At first glance, in the context of Section 104(2) of the Housing Grants, Construction and Regeneration Act 1996 (“HGCRA”), deciding whether you have a construction contract seems fairly clear. Architectural work, building and engineering are all examples of “construction operations” which fall under the definition of a construction contract according to HGCRA and which are caught by certain of its mandatory requirements. However, there are nuances pertaining to the interpretation of HGCRA, such as when an act should be described as a construction operation, which case law has failed to unravel.

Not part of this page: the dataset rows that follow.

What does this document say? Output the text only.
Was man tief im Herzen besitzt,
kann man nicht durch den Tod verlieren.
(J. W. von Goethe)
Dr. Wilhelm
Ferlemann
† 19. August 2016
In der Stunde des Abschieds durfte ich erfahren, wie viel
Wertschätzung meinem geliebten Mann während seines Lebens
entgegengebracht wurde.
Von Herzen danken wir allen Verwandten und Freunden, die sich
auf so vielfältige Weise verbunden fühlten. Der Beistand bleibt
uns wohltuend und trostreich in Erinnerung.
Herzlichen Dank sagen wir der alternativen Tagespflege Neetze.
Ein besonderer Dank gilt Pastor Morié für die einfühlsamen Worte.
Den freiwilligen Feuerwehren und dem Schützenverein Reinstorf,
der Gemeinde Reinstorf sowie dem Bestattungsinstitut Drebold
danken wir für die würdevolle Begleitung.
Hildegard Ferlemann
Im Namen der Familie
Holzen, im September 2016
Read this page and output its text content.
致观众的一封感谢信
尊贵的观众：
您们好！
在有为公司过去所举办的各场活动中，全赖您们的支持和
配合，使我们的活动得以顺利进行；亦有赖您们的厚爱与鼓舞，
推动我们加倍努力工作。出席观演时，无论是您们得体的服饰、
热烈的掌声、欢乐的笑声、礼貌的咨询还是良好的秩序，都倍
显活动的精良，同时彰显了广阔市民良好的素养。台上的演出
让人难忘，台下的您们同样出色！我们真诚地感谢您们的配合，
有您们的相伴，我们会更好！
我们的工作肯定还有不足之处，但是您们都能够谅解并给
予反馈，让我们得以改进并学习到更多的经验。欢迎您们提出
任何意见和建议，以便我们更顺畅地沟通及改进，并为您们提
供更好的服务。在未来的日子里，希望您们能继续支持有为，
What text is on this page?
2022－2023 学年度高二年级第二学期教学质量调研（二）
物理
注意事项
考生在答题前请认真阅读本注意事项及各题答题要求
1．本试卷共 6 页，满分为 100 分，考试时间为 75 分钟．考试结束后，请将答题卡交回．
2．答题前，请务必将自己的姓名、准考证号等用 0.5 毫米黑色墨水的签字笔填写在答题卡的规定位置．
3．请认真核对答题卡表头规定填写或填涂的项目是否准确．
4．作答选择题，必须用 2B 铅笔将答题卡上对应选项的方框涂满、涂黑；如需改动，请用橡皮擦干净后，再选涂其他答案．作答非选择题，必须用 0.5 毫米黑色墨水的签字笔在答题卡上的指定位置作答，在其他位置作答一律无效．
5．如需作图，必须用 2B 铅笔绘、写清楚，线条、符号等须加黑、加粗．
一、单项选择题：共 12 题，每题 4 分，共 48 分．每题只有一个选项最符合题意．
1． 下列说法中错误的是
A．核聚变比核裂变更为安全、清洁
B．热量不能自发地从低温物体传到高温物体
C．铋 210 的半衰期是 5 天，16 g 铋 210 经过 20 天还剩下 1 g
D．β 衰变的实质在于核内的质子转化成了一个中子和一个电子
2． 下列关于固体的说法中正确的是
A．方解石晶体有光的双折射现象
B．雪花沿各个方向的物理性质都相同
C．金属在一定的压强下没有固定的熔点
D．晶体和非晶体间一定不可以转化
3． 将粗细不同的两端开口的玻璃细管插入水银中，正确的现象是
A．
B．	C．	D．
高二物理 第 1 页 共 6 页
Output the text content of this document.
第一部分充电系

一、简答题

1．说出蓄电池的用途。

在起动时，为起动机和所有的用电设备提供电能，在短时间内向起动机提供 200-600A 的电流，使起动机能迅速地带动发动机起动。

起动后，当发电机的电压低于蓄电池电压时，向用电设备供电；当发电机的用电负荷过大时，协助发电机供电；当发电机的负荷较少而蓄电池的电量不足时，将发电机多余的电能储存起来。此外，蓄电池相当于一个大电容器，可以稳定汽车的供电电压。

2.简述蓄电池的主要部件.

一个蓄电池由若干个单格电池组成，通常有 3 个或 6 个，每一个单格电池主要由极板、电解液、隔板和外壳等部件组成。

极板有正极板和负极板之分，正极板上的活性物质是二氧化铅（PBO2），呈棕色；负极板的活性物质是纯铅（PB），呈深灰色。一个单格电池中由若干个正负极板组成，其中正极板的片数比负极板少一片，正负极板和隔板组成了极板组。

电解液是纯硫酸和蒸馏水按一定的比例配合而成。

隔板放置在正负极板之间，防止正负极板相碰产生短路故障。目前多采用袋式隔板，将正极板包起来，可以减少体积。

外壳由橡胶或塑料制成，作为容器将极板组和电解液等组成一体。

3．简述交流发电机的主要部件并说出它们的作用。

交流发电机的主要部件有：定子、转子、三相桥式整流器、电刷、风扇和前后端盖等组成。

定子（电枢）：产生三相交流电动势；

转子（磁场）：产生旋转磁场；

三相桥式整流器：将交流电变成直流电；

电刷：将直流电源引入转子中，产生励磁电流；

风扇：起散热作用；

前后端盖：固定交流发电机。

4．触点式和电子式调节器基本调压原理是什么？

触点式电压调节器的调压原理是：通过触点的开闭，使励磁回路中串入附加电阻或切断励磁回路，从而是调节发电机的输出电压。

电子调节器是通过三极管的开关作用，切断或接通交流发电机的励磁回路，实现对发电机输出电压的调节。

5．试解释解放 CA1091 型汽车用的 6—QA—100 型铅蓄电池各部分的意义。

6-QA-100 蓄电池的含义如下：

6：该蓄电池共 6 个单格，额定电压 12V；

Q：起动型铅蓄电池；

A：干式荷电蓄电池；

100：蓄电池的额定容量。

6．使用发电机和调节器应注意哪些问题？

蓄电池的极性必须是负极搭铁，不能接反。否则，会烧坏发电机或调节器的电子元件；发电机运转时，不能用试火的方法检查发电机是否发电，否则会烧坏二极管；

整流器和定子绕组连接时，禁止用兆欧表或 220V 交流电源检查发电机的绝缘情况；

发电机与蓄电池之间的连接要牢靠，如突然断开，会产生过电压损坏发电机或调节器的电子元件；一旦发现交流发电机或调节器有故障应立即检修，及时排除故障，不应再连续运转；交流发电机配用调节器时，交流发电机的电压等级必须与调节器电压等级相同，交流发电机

A current point of controversy relates to collateral warranties. A construction contract is subject to adjudication as a means of dealing with disputes. The recent ruling in Parkwood Leisure Ltd v Laing O’Rourke Wales and West Ltd sought to establish whether, for the purposes of referral to adjudication, a collateral warranty can be described as a “construction contract”. You might be forgiven for assuming that, because construction contracts are defined as contracts for the carrying out of construction operations, a collateral warranty cannot be a construction contract, because it offers the beneficiary no control over how the works are completed, or whether they are completed at all in the event of termination of the underlying contract. However, Parkwood argues that, if the collateral warranties are entered into before practical completion, they will constitute a construction contract. This means that, quite aside from ascertaining whether the collateral warranty pertains to “construction operations”, the timing of entry into the warranty becomes a live wire and, going forward, negotiations surrounding collateral warranties are likely to be prolonged.
In summary, if you’re giving a collateral warranty, you need to choose your words and timing carefully if you want to avoid the threat of statutory adjudication.